Let me know if integrating that CL fix or 4.8 fixes your issue for you -
I just downloaded 4.8 Release version from launcher and recompiled my code for it. The CL fix doesn’t fix the issue with the pulsing shadow intensity. I was getting my hopes up too.
If Daniel has any other bright ideas then I’d be eager to hear about them.
From my intuition, it looks as though the shadow map is being transformed when the actor rotates. It isn’t a linear relationship though which you can see in the youtube video i submitted in a previous message above. It starts off a slow change and then speeds up even though the actor rotation is happening at a constant rate.
One strange thing is that I can’t see the bounds rendered in my viewport (i have an updated bit of code to see the meshcomponent in the editor viewport which I’ll forward on) so I cant see if there is an issue with the bounds.
Also this doesn’t happen with static mesh actors.

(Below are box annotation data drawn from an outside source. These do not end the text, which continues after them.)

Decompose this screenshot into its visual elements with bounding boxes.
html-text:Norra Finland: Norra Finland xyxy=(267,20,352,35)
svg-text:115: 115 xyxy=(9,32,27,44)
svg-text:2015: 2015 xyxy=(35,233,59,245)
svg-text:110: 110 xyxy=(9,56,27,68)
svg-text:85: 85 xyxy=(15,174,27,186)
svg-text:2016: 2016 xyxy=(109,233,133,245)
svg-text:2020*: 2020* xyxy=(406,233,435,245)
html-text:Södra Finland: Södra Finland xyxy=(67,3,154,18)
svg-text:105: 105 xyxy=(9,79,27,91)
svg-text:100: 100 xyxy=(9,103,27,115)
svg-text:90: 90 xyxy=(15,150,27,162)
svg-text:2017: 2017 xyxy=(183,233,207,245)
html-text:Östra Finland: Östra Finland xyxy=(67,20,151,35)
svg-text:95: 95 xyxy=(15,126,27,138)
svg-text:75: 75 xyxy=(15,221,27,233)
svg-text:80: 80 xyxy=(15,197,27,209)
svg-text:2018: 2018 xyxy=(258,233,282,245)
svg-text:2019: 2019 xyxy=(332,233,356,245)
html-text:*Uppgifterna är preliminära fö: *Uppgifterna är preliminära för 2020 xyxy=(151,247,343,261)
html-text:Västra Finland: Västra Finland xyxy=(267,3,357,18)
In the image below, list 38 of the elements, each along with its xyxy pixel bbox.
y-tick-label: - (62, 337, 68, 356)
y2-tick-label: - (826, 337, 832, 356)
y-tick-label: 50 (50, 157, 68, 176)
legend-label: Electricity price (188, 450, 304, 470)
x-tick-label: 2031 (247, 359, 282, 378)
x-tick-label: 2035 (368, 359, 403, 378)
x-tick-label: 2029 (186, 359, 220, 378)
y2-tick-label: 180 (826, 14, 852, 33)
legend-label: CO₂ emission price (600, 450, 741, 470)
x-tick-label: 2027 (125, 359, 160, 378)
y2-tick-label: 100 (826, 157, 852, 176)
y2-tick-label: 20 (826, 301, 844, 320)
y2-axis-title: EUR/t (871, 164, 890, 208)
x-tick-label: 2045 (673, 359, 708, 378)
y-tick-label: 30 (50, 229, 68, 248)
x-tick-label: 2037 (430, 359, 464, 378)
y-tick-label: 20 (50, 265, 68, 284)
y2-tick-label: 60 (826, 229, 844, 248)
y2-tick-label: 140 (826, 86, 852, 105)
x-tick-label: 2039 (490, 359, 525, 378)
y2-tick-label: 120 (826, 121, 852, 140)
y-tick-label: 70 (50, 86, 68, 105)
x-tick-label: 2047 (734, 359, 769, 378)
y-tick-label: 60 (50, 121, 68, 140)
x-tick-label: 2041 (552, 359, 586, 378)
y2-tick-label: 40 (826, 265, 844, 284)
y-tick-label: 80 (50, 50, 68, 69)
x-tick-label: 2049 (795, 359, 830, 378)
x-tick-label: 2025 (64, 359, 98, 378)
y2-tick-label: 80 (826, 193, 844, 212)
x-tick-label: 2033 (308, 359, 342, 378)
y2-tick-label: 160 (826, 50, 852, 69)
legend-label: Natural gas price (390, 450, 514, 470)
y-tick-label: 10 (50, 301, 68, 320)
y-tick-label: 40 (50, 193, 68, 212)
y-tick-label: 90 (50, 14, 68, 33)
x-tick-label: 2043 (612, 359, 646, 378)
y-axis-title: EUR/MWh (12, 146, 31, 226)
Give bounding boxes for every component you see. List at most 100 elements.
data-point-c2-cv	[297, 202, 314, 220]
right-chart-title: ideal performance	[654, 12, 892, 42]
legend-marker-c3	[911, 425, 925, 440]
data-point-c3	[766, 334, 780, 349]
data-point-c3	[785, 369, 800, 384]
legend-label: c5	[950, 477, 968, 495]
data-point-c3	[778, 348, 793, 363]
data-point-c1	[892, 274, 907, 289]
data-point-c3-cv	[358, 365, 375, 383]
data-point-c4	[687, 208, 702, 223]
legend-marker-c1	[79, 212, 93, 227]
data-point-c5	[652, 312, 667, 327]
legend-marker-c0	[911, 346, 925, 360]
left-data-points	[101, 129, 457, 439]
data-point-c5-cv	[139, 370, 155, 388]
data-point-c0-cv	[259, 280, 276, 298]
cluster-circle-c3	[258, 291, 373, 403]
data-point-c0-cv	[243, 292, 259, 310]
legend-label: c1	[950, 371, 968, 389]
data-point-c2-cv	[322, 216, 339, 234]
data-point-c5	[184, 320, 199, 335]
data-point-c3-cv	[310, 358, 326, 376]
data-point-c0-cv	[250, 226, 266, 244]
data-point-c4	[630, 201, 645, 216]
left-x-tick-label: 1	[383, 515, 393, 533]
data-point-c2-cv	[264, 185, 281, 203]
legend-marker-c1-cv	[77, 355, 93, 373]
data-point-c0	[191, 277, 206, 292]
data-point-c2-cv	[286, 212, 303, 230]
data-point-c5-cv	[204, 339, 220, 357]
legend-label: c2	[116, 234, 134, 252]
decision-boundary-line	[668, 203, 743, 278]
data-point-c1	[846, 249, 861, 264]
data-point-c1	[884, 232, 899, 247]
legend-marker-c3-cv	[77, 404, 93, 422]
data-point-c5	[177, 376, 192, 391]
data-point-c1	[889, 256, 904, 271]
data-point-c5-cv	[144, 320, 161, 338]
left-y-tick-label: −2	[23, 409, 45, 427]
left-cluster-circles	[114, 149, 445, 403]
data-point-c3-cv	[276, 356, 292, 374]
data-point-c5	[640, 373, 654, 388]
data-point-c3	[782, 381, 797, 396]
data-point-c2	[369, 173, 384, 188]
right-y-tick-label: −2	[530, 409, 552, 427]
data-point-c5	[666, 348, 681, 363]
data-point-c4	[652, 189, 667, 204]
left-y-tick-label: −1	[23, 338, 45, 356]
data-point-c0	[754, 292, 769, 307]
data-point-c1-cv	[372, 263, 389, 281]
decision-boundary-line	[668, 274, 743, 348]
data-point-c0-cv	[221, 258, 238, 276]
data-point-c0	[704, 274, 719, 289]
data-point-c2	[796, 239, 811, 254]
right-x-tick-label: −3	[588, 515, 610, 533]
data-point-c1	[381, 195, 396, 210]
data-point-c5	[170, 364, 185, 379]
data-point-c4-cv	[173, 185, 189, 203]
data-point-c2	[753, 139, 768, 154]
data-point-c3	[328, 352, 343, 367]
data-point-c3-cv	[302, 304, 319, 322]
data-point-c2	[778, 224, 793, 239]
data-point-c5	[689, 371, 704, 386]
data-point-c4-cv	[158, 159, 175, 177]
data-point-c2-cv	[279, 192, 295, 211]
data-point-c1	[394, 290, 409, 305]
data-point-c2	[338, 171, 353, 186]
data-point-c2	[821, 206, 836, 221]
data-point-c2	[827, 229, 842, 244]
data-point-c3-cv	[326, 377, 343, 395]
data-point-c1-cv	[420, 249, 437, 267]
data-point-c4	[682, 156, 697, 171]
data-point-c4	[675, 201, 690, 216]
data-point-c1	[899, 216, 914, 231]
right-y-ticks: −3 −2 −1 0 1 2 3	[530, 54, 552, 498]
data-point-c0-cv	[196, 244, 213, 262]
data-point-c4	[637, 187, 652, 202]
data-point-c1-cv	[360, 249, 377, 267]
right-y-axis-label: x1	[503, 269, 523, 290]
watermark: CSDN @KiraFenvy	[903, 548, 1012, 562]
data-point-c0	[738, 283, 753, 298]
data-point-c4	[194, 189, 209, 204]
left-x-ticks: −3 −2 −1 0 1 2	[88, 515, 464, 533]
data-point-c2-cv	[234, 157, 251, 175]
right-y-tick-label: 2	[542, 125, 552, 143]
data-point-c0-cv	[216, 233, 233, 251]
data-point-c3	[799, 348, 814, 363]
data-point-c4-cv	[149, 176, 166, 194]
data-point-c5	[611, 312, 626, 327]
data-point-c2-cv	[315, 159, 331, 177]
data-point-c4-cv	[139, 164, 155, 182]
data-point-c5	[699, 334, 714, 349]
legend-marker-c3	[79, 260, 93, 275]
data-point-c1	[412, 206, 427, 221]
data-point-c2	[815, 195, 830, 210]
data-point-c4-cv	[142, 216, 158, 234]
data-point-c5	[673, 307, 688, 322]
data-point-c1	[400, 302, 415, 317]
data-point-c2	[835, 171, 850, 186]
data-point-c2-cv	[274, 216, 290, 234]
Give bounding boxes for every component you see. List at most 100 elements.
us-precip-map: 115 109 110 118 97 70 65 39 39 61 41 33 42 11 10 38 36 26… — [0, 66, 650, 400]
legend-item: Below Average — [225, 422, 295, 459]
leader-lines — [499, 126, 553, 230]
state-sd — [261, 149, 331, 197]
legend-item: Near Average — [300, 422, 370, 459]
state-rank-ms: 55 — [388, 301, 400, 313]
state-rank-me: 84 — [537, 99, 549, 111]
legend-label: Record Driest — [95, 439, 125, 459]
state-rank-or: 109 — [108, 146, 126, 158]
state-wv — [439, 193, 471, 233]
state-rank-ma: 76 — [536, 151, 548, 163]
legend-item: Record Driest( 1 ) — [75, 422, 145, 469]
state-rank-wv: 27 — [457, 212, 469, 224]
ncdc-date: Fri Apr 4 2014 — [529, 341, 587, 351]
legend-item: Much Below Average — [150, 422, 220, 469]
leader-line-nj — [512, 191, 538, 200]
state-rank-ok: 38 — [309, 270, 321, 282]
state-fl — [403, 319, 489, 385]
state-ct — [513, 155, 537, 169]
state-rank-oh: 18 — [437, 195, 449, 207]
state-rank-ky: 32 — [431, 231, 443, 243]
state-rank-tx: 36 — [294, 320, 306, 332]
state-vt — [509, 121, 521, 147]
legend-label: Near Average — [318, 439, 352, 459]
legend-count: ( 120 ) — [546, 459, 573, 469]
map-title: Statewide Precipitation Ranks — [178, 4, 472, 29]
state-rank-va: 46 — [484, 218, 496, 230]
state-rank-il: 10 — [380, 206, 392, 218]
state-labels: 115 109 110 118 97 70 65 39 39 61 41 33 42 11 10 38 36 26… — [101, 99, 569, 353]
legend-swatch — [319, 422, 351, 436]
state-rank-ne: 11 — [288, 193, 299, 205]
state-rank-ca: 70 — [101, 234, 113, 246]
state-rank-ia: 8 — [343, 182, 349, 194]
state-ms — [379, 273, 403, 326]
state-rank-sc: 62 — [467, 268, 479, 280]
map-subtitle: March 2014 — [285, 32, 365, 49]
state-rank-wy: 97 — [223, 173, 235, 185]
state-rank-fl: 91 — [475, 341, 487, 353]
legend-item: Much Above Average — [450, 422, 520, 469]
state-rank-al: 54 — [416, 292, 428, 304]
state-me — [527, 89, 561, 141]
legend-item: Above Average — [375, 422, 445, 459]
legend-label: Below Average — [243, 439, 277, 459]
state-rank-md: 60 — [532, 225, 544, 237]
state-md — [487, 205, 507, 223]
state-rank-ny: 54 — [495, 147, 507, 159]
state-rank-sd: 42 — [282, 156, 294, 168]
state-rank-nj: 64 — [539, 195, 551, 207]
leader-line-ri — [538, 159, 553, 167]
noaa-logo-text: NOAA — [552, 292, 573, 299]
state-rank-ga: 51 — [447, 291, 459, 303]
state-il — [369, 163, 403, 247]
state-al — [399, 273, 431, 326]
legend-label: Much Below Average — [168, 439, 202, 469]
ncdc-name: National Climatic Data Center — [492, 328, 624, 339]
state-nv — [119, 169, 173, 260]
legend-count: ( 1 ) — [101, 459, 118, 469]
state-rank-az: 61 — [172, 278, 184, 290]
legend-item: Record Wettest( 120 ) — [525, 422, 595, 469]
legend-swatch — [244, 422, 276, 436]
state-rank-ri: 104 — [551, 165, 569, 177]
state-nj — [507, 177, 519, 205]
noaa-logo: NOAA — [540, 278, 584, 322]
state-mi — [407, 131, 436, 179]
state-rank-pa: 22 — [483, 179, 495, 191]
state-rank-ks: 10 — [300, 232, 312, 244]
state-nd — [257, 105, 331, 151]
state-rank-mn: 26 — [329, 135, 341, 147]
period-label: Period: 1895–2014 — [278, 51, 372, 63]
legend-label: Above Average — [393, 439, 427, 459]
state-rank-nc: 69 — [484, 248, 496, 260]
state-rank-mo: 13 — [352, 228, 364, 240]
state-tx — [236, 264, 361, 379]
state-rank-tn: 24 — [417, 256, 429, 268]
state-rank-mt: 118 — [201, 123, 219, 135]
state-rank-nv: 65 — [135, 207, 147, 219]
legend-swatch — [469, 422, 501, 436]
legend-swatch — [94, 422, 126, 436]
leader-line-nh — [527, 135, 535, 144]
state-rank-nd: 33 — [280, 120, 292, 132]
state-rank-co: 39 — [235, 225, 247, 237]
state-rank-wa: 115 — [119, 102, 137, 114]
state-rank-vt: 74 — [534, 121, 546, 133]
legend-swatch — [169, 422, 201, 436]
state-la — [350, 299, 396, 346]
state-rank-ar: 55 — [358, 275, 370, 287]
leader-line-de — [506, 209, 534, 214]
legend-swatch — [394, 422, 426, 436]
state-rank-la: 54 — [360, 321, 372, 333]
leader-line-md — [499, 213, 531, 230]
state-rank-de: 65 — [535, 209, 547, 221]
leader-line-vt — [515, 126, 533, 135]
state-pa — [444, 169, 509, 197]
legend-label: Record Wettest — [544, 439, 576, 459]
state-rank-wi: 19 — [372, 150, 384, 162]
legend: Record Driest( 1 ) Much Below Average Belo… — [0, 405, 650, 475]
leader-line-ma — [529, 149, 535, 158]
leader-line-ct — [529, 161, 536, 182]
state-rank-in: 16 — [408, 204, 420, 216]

Just don’t know what the difference is.
Am very eager to get this working for a game project I am working on. So if Daniel W or James Golding (who wrote the new procedural mesh component) have any clues then I’d be very grateful.
We’ve not forgotten you. Your project converted to 4.8 was actually triggering a specific crash that we have been tracking down so I’ve been focusing on trying to solve that issue. It looks to be solved now and I am going to try to convert your project again and get a clean 4.8 copy out to people.